PLM investment spending rises in first-half 2006

By Control Engineering Staff August 1, 2006

Cambridge, MA— An increasing number of mergers and acquisitions, fueled by a staggering number of innovative technologies entering the market, are stimulating product lifecycle management (PLM) spending, reports Daratech in a recent market assessment. At the start of 2006, the IT market research firm forecast that the overall PLM market would grow about 14% to just under $12 billion. Although the company has not put a figure on the results for the first half of 2006, it says its initial forecast was “on the conservative side.”

In the first half of the year, says Daratech, seven major acquisitions occurred, expanding an increasingly growing PLM market. An increase in the rate of consolidation among major companies is occurring as they strive to reach new customer segments and new market verticals and to fill technology gaps.

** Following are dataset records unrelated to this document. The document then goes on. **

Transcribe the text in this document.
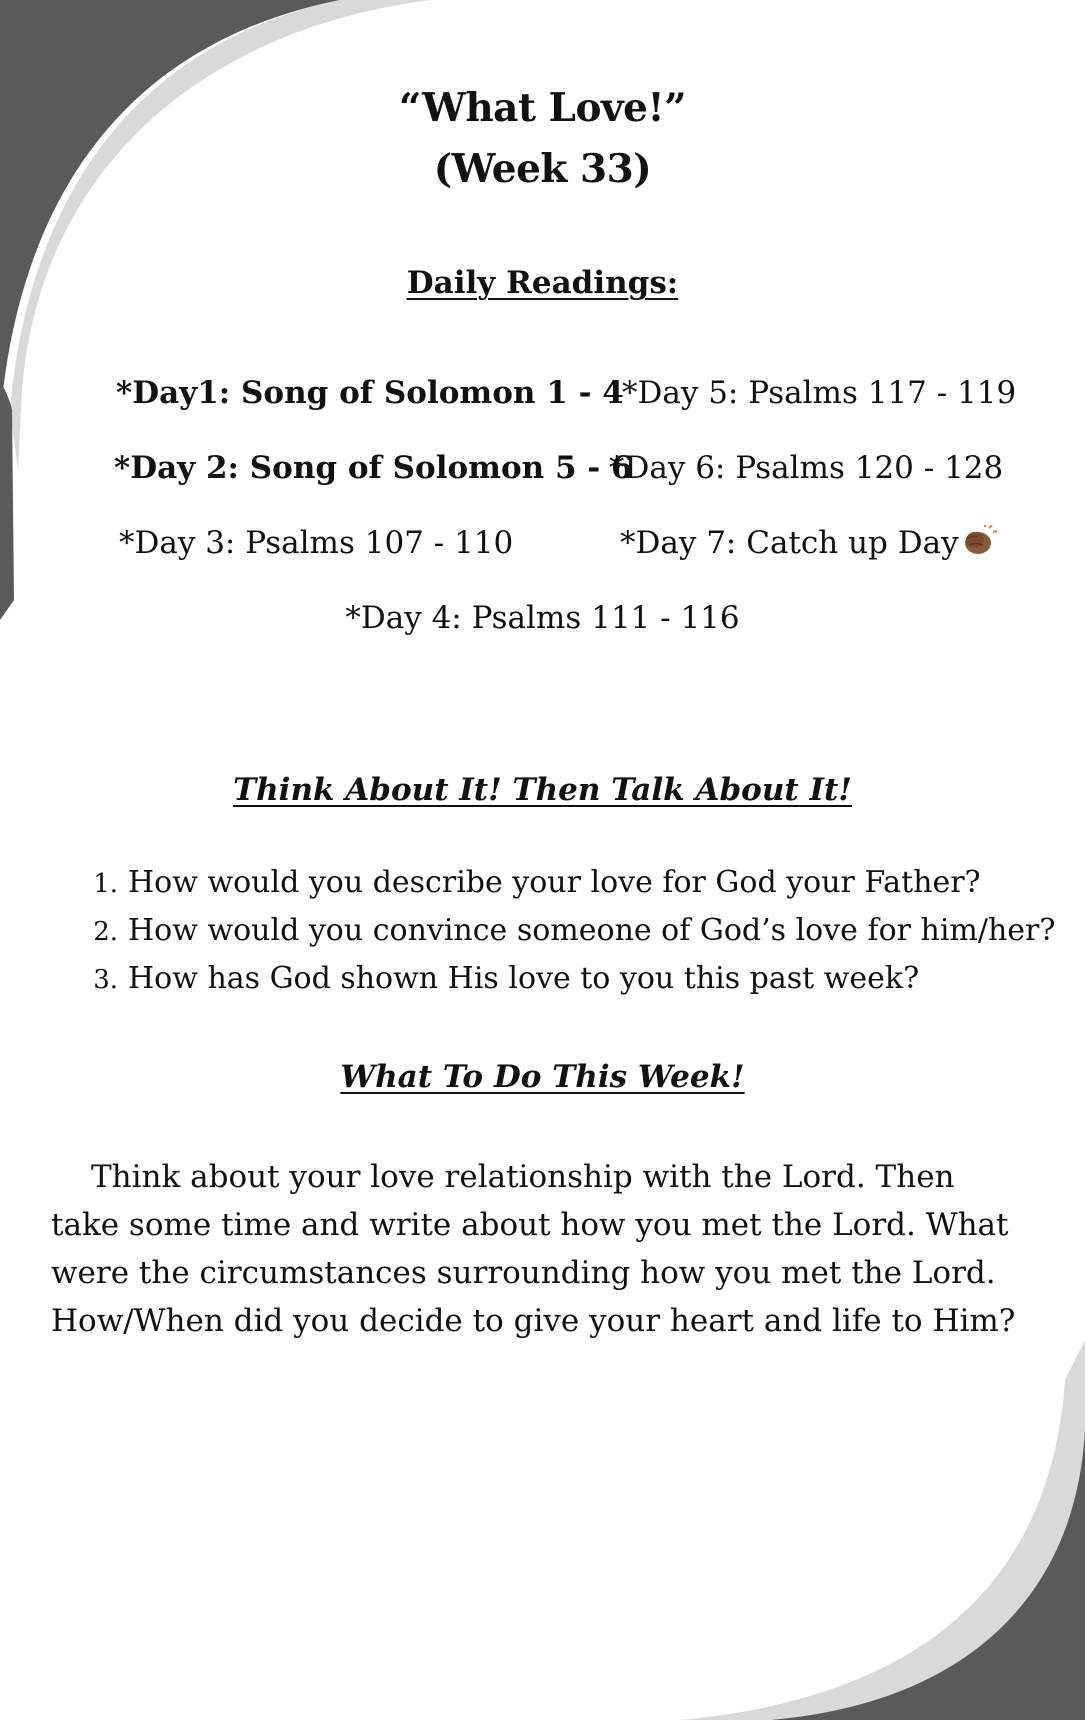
“What Love!”
(Week 33)
Daily Readings:
*Day1: Song of Solomon 1 - 4
*Day 2: Song of Solomon 5 - 6
*Day 3: Psalms 107 - 110
*Day 4: Psalms 111 - 116
*Day 5: Psalms 117 - 119
*Day 6: Psalms 120 - 128
*Day 7: Catch up Day
Think About It! Then Talk About It!
1. How would you describe your love for God your Father?
2. How would you convince someone of God’s love for him/her?
3. How has God shown His love to you this past week?
What To Do This Week!
Think about your love relationship with the Lord. Then take some time and write about how you met the Lord. What were the circumstances surrounding how you met the Lord. How/When did you decide to give your heart and life to Him?
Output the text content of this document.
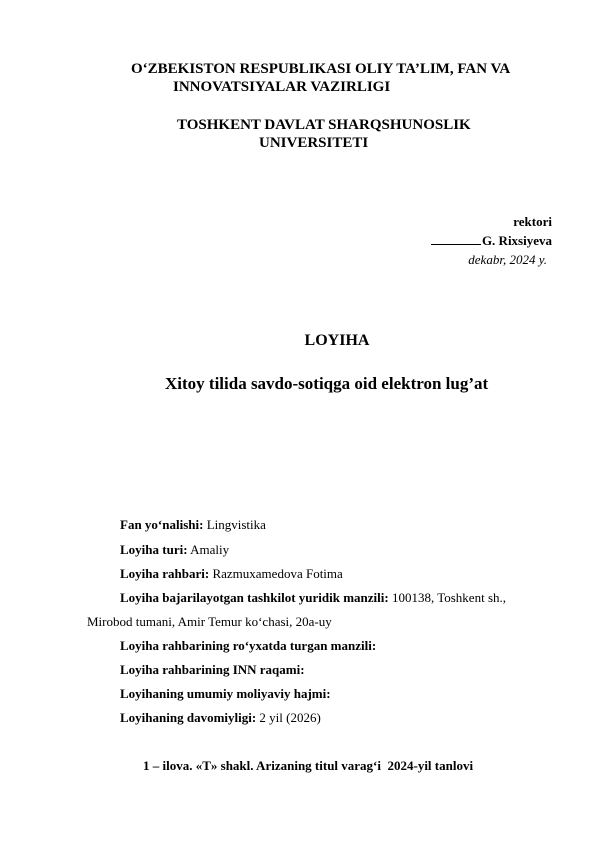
O‘ZBEKISTON RESPUBLIKASI OLIY TA’LIM, FAN VA
INNOVATSIYALAR VAZIRLIGI
TOSHKENT DAVLAT SHARQSHUNOSLIK
UNIVERSITETI
rektori
G. Rixsiyeva
dekabr, 2024 y.
LOYIHA
Xitoy tilida savdo-sotiqga oid elektron lug’at
Fan yo‘nalishi: Lingvistika
Loyiha turi: Amaliy
Loyiha rahbari: Razmuxamedova Fotima
Loyiha bajarilayotgan tashkilot yuridik manzili: 100138, Toshkent sh.,
Mirobod tumani, Amir Temur ko‘chasi, 20a-uy
Loyiha rahbarining ro‘yxatda turgan manzili:
Loyiha rahbarining INN raqami:
Loyihaning umumiy moliyaviy hajmi:
Loyihaning davomiyligi: 2 yil (2026)
1 – ilova. «T» shakl. Arizaning titul varag‘i  2024-yil tanlovi
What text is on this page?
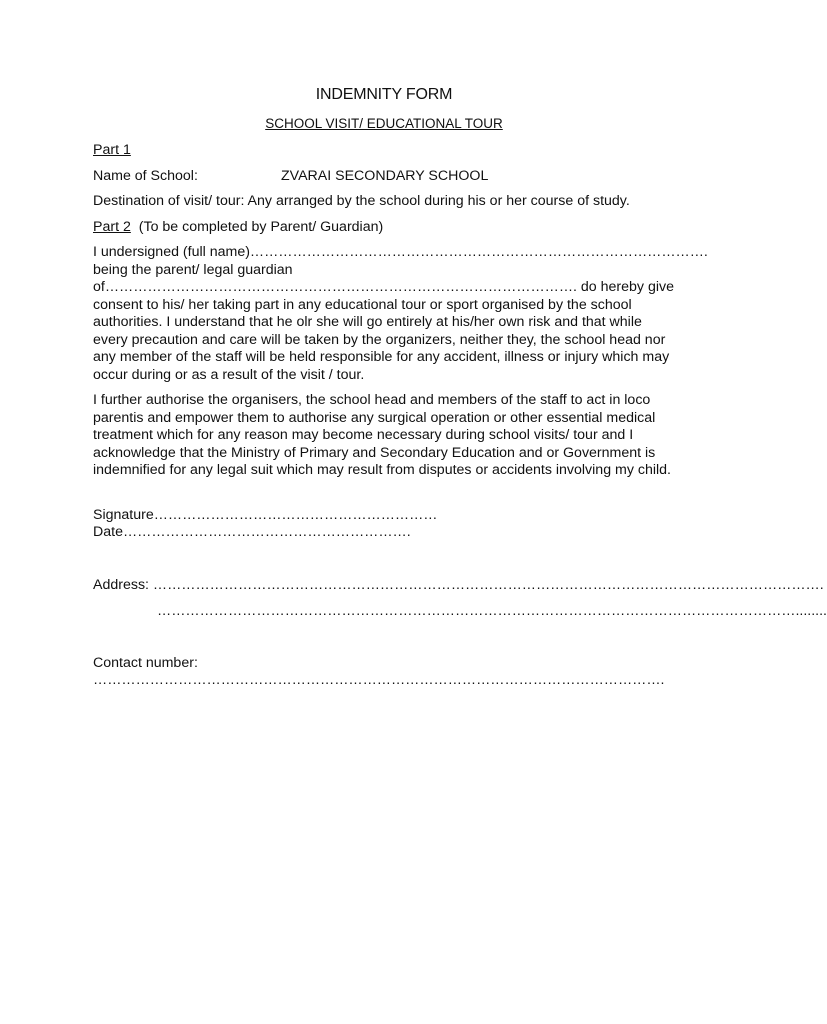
INDEMNITY FORM
SCHOOL VISIT/ EDUCATIONAL TOUR
Part 1
Name of School:	ZVARAI SECONDARY SCHOOL
Destination of visit/ tour: Any arranged by the school during his or her course of study.
Part 2 (To be completed by Parent/ Guardian)
I undersigned (full name)…………………………………………………………………………………….
being the parent/ legal guardian
of………………………………………………………………………………………. do hereby give consent to his/ her taking part in any educational tour or sport organised by the school authorities. I understand that he olr she will go entirely at his/her own risk and that while every precaution and care will be taken by the organizers, neither they, the school head nor any member of the staff will be held responsible for any accident, illness or injury which may occur during or as a result of the visit / tour.
I further authorise the organisers, the school head and members of the staff to act in loco parentis and empower them to authorise any surgical operation or other essential medical treatment which for any reason may become necessary during school visits/ tour and I acknowledge that the Ministry of Primary and Secondary Education and or Government is indemnified for any legal suit which may result from disputes or accidents involving my child.
Signature……………………………………………………
Date…………………………………………………….
Address: …………………………………………………………………………………………………………………………….
………………………………………………………………………………………………………………………........
Contact number:
………………………………………………………………………………………………………….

According to Daratech, PLM and asset lifecycle management technologies are still in their infancies. It forecasts providers will continue to acquire companies and technologies they believe give them better opportunities to serve customers and improve bottom lines. In Daratech’s estimation, openness is also in the forefront and “the more a provider does to make itself interoperable with its own technologies and others’, the more it will reap from the ROI of its solutions.”

Among acquisitions taking place since the beginning of the year are Ansys’ purchase of Fluent Inc., Autodesk’s acquisition of Constructware, Dassault Systemes’ acquisition of MatrixOne, and Agile Software’s agreement to acquire Prodika.